KOTA BLITAR – Festival Media Pondok Jawa Timur 2024 resmi dibuka pada Rabu (25/12/2024) di Aula Pesantren Al-Muhsin & Bustanul Muta’allimin, Kota Blitar. Acara yang dihadiri oleh ratusan peserta ini dimulai dengan pemukulan gong oleh KH Muchtar Lubby, yang akrab disapa Gus Lubby, bersama Kepala SMK Islam Blitar, H. Shidiq. Festival ini tidak hanya menjadi ajang penghargaan, tetapi juga sebagai halaqah untuk memperkuat jaringan media pesantren di seluruh Jawa Timur.

Dalam sambutannya, Gus Lubby mengungkapkan rasa syukur dan apresiasi atas terselenggaranya festival ini. Ia berharap kegiatan ini dapat memberikan manfaat dan keberkahan bagi semua yang terlibat. “Semoga ini menjadi perjumpaan yang berkesan dan membawa maslahat bagi kita semua,” ujarnya.

Gus Lubby juga menekankan pentingnya keberlanjutan Festival Media Pondok Jawa Timur, yang telah memasuki tahun kelima, untuk terus berkontribusi dalam meningkatkan kualitas media pesantren.

“Di era digital ini, media bukan hanya sekadar mengikuti tren, tetapi juga menjadi medan perjuangan yang harus siap mendukung para kiai,” tambahnya, mengingatkan peserta akan tanggung jawab besar yang diemban oleh media pesantren.

Ketua Umum Media Pondok Jawa Timur, Zainul Arifin, dalam sambutannya menjelaskan bahwa komunitas ini kini memiliki 760 pesantren anggota dengan lebih dari 1.700 kru media. Ia menekankan bahwa keberadaan media pesantren sangat penting di tengah perkembangan teknologi informasi saat ini.
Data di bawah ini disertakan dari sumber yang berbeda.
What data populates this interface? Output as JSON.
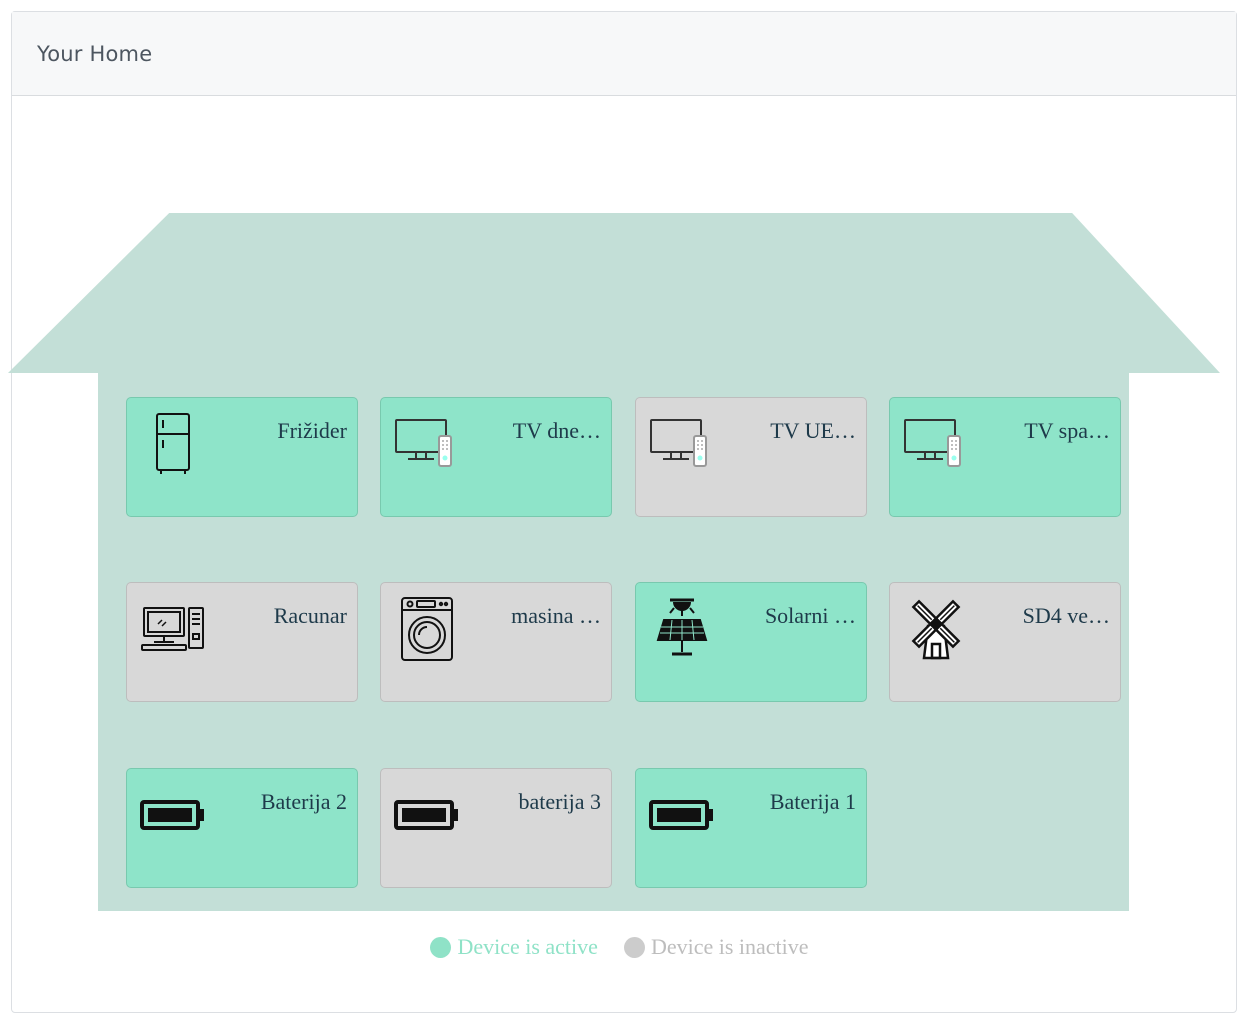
{
  "header": {
    "title": "Your Home"
  },
  "colors": {
    "active": "#8ee4c9",
    "inactive": "#d8d8d8",
    "house": "#c3dfd7"
  },
  "devices": [
    {
      "name": "Frižider",
      "icon": "fridge-icon",
      "active": true
    },
    {
      "name": "TV dne…",
      "icon": "tv-icon",
      "active": true
    },
    {
      "name": "TV UE…",
      "icon": "tv-icon",
      "active": false
    },
    {
      "name": "TV spa…",
      "icon": "tv-icon",
      "active": true
    },
    {
      "name": "Racunar",
      "icon": "computer-icon",
      "active": false
    },
    {
      "name": "masina …",
      "icon": "washing-machine-icon",
      "active": false
    },
    {
      "name": "Solarni …",
      "icon": "solar-panel-icon",
      "active": true
    },
    {
      "name": "SD4 ve…",
      "icon": "windmill-icon",
      "active": false
    },
    {
      "name": "Baterija 2",
      "icon": "battery-icon",
      "active": true
    },
    {
      "name": "baterija 3",
      "icon": "battery-icon",
      "active": false
    },
    {
      "name": "Baterija 1",
      "icon": "battery-icon",
      "active": true
    }
  ],
  "legend": {
    "active_label": "Device is active",
    "inactive_label": "Device is inactive"
  }
}
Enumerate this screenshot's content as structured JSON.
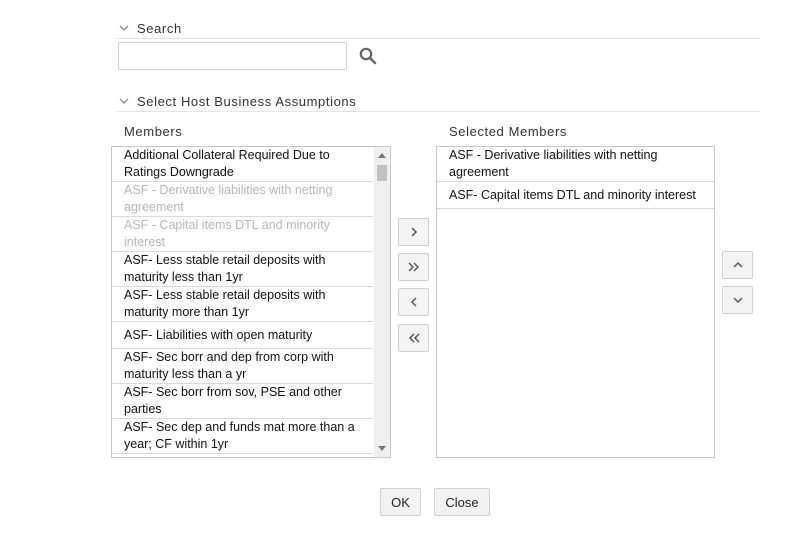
{
  "search_section": {
    "title": "Search",
    "input_value": ""
  },
  "assumptions_section": {
    "title": "Select Host Business Assumptions"
  },
  "members": {
    "label": "Members",
    "items": [
      {
        "label": "Additional Collateral Required Due to Ratings Downgrade",
        "disabled": false
      },
      {
        "label": "ASF - Derivative liabilities with netting agreement",
        "disabled": true
      },
      {
        "label": "ASF - Capital items DTL and minority interest",
        "disabled": true
      },
      {
        "label": "ASF- Less stable retail deposits with maturity less than 1yr",
        "disabled": false
      },
      {
        "label": "ASF- Less stable retail deposits with maturity more than 1yr",
        "disabled": false
      },
      {
        "label": "ASF- Liabilities with open maturity",
        "disabled": false
      },
      {
        "label": "ASF- Sec borr and dep from corp with maturity less than a yr",
        "disabled": false
      },
      {
        "label": "ASF- Sec borr from sov, PSE and other parties",
        "disabled": false
      },
      {
        "label": "ASF- Sec dep and funds mat more than a year; CF within 1yr",
        "disabled": false
      }
    ]
  },
  "selected_members": {
    "label": "Selected Members",
    "items": [
      {
        "label": "ASF - Derivative liabilities with netting agreement"
      },
      {
        "label": "ASF- Capital items DTL and minority interest"
      }
    ]
  },
  "buttons": {
    "ok": "OK",
    "close": "Close"
  },
  "colors": {
    "icon": "#666666",
    "disabled_text": "#b7b7b7",
    "border": "#c9c9c9"
  }
}
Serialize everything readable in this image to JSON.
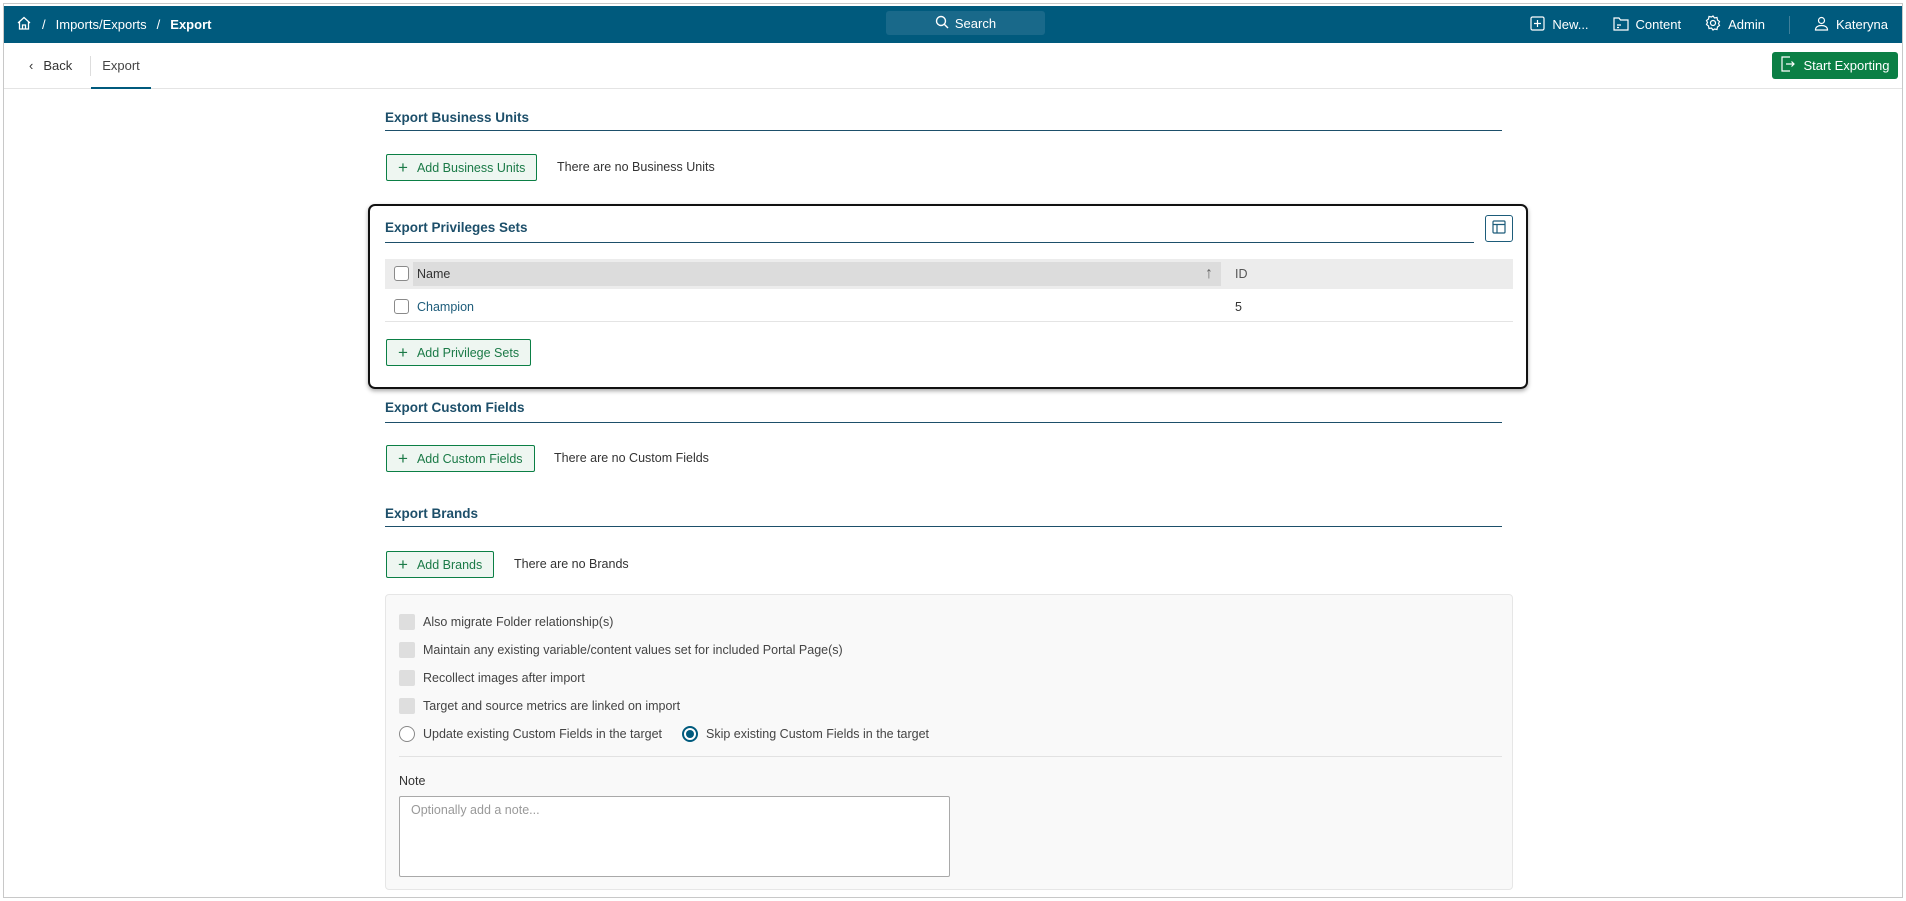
{
  "header": {
    "breadcrumb": [
      "Imports/Exports",
      "Export"
    ],
    "search_label": "Search",
    "nav": {
      "new": "New...",
      "content": "Content",
      "admin": "Admin",
      "user": "Kateryna"
    }
  },
  "subnav": {
    "back": "Back",
    "tab": "Export",
    "start_button": "Start Exporting"
  },
  "sections": {
    "business_units": {
      "title": "Export Business Units",
      "button": "Add Business Units",
      "empty": "There are no Business Units"
    },
    "privileges": {
      "title": "Export Privileges Sets",
      "columns": {
        "name": "Name",
        "id": "ID"
      },
      "rows": [
        {
          "name": "Champion",
          "id": "5"
        }
      ],
      "button": "Add Privilege Sets"
    },
    "custom_fields": {
      "title": "Export Custom Fields",
      "button": "Add Custom Fields",
      "empty": "There are no Custom Fields"
    },
    "brands": {
      "title": "Export Brands",
      "button": "Add Brands",
      "empty": "There are no Brands"
    }
  },
  "options": {
    "checkboxes": [
      "Also migrate Folder relationship(s)",
      "Maintain any existing variable/content values set for included Portal Page(s)",
      "Recollect images after import",
      "Target and source metrics are linked on import"
    ],
    "radio_update": "Update existing Custom Fields in the target",
    "radio_skip": "Skip existing Custom Fields in the target",
    "selected": "skip",
    "note_label": "Note",
    "note_placeholder": "Optionally add a note..."
  },
  "colors": {
    "brand": "#005a7d",
    "accent_green": "#0b7f45"
  }
}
“Bermedia sosial di era ini bukan hanya soal eksistensi, tetapi tentang manfaat yang dapat kita berikan kepada masyarakat. Keberadaan kita di media pesantren adalah wujud khidmah untuk menyebarkan ajaran agama dan nilai-nilai pesantren,” ungkap Zainul dikutip dari NU Online.

Festival ini juga menyelenggarakan halaqah yang terbagi menjadi tiga komisi dengan topik pembahasan yang beragam. Komisi A membahas isu keorganisasian dengan pendamping Gus Baba Nahel dari Pesantren MHI Jember. Komisi B mengangkat tema penting seperti “Pembully di Bui: Pesantren sebagai Rumah Pendidikan, Bukan Rumah Perundungan,” yang dipandu oleh ahli hukum dari Universitas Tribakti Lirboyo. Sementara itu, Komisi C fokus pada pengembangan konten syiar media pesantren di Jawa Timur.

Dengan semangat kolaborasi dan inovasi, Festival Media Pondok Jawa Timur 2024 diharapkan dapat menjadi momentum untuk memperkuat peran media pesantren dalam menyebarkan nilai-nilai positif dan mendukung keberagaman di masyarakat.